The Cape Area Study and Cape Area Panel Study comprise the core of the Social Survey Unit's work.
 
The Cape Area Study (CAS) comprises a series of surveys covering a wide range on topics in the social sciences. Over time, the Cape Area Study will have a quality that is unique in South Africa (and perhaps Africa as a whole): there will be an accumulation of data on a focused social setting across a span of time such that the 'whole' is substantially more powerful than the 'sum of the parts'. The first three surveys in the Cape Area Study series were a survey focused on labour market behaviour conducted in parts of Cape Town in 2000, a household survey forming part of the first wave of the Cape Area Panel Study in 2002, and a survey of social and political attitudes and behaviour conducted in 2003.
 
The Cape Area Panel Study (CAPS) is a panel study of young adults in Cape Town. This is possibly the largest true panel study underway in Africa. At the outset, in 2002, we interviewed just under 5000 young adults, aged between 14 and 22; we also collected data on the households in which they lived and asked our young adult respondents to complete a literacy and numeracy test.
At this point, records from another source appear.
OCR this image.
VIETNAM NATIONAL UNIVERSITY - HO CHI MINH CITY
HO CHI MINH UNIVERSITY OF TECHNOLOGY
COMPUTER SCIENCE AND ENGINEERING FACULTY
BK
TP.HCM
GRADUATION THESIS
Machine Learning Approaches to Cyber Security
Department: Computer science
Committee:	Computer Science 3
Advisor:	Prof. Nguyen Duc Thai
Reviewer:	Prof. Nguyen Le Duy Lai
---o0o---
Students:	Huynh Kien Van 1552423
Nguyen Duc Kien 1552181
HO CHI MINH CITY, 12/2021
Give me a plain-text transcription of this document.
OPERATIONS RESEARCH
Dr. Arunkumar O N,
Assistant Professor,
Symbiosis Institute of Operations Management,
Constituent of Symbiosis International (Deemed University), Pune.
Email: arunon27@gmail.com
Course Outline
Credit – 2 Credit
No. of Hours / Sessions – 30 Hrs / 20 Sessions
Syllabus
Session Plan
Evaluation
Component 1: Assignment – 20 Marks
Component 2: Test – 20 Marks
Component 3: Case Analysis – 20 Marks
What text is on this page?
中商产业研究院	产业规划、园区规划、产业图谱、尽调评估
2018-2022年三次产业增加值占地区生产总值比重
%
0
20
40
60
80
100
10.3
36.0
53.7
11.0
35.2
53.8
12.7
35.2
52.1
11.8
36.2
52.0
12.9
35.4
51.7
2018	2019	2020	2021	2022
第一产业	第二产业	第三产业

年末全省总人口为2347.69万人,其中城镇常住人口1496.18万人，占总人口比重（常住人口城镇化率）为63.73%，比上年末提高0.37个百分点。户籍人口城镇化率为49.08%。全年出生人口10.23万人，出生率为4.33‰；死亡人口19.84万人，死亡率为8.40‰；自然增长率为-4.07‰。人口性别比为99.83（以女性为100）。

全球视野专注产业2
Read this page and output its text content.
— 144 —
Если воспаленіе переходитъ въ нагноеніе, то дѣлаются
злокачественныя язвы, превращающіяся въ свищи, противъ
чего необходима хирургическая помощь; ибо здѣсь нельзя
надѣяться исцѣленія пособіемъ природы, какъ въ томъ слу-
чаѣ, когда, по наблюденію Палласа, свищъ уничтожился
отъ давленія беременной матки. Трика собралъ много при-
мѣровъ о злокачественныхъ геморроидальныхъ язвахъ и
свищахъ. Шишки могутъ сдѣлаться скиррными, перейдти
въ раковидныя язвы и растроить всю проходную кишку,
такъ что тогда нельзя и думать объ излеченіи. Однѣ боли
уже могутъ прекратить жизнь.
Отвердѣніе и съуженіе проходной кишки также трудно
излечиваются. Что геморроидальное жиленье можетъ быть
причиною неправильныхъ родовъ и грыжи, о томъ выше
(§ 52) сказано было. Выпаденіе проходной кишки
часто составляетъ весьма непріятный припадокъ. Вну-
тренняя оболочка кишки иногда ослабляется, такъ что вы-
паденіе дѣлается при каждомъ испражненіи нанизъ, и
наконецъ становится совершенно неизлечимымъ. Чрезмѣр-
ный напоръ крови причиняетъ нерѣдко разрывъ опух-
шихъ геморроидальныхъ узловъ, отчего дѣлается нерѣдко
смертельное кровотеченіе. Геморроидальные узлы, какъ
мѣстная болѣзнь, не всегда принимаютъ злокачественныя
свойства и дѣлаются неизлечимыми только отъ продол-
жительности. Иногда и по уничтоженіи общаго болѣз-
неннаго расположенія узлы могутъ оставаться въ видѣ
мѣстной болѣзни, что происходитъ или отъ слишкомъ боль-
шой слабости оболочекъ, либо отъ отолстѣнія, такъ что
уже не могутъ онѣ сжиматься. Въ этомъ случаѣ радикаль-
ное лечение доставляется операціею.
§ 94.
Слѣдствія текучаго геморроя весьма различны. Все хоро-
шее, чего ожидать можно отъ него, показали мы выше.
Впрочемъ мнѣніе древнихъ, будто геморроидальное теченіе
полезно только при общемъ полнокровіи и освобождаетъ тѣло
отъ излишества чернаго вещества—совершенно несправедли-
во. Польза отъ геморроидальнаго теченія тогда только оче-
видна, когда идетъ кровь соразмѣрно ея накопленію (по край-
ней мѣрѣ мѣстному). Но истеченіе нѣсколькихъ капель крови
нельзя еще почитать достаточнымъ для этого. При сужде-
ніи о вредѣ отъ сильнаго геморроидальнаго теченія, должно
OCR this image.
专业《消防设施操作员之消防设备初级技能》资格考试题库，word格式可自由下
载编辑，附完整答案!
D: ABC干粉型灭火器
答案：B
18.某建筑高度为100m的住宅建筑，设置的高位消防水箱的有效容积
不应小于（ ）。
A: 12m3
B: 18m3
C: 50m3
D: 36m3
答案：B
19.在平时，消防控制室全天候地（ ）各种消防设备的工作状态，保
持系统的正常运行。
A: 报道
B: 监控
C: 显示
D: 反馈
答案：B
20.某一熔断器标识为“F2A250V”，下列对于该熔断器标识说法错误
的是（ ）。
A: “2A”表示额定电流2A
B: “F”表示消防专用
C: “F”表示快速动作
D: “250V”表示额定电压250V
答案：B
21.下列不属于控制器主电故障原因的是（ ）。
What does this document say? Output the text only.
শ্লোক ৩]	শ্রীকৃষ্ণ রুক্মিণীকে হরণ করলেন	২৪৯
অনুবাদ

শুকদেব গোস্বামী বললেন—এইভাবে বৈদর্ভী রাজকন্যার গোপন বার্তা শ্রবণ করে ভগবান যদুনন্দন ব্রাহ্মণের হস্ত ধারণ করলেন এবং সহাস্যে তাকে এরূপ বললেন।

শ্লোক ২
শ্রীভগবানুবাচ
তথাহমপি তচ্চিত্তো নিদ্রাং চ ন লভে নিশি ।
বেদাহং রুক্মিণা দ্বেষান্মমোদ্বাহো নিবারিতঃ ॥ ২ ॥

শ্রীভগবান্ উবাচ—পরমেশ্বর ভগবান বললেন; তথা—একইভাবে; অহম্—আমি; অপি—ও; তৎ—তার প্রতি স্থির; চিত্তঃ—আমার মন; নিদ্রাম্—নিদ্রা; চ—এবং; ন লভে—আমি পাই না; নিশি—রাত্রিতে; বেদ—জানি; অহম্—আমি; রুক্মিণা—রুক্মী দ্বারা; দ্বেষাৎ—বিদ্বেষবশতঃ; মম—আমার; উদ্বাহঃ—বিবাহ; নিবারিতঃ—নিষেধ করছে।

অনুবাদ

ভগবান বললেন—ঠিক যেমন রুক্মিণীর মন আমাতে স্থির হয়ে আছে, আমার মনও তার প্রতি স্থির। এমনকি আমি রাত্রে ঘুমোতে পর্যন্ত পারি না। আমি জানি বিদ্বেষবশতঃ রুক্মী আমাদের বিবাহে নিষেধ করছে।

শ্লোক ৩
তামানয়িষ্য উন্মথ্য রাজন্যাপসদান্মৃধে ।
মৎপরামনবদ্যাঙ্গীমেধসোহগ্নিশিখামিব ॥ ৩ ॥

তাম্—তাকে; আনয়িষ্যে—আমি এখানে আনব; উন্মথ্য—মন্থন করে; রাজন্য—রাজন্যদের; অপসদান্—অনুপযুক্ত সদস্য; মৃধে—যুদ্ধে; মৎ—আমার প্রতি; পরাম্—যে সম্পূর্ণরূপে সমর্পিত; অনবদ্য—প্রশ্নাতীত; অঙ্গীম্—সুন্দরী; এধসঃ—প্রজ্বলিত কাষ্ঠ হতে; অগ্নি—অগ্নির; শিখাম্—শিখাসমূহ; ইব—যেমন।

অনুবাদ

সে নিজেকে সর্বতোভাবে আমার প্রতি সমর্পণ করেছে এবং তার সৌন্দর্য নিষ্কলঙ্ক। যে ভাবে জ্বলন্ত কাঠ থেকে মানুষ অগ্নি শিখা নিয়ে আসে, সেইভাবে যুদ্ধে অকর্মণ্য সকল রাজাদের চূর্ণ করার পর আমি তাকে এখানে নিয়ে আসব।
Between 2003 and 2008, we shall be re-interviewing each of our respondents another four times, generating a powerful panel data-set on experiences of adolescence in terms of schooling, entry into the labour market, health, sexual behaviour, social and emotional relationships, changing living arrangements and relations with kin, pregnancy and birth, and social attitudes.
 
The Social Survey Unit also supports a number of other smaller surveys.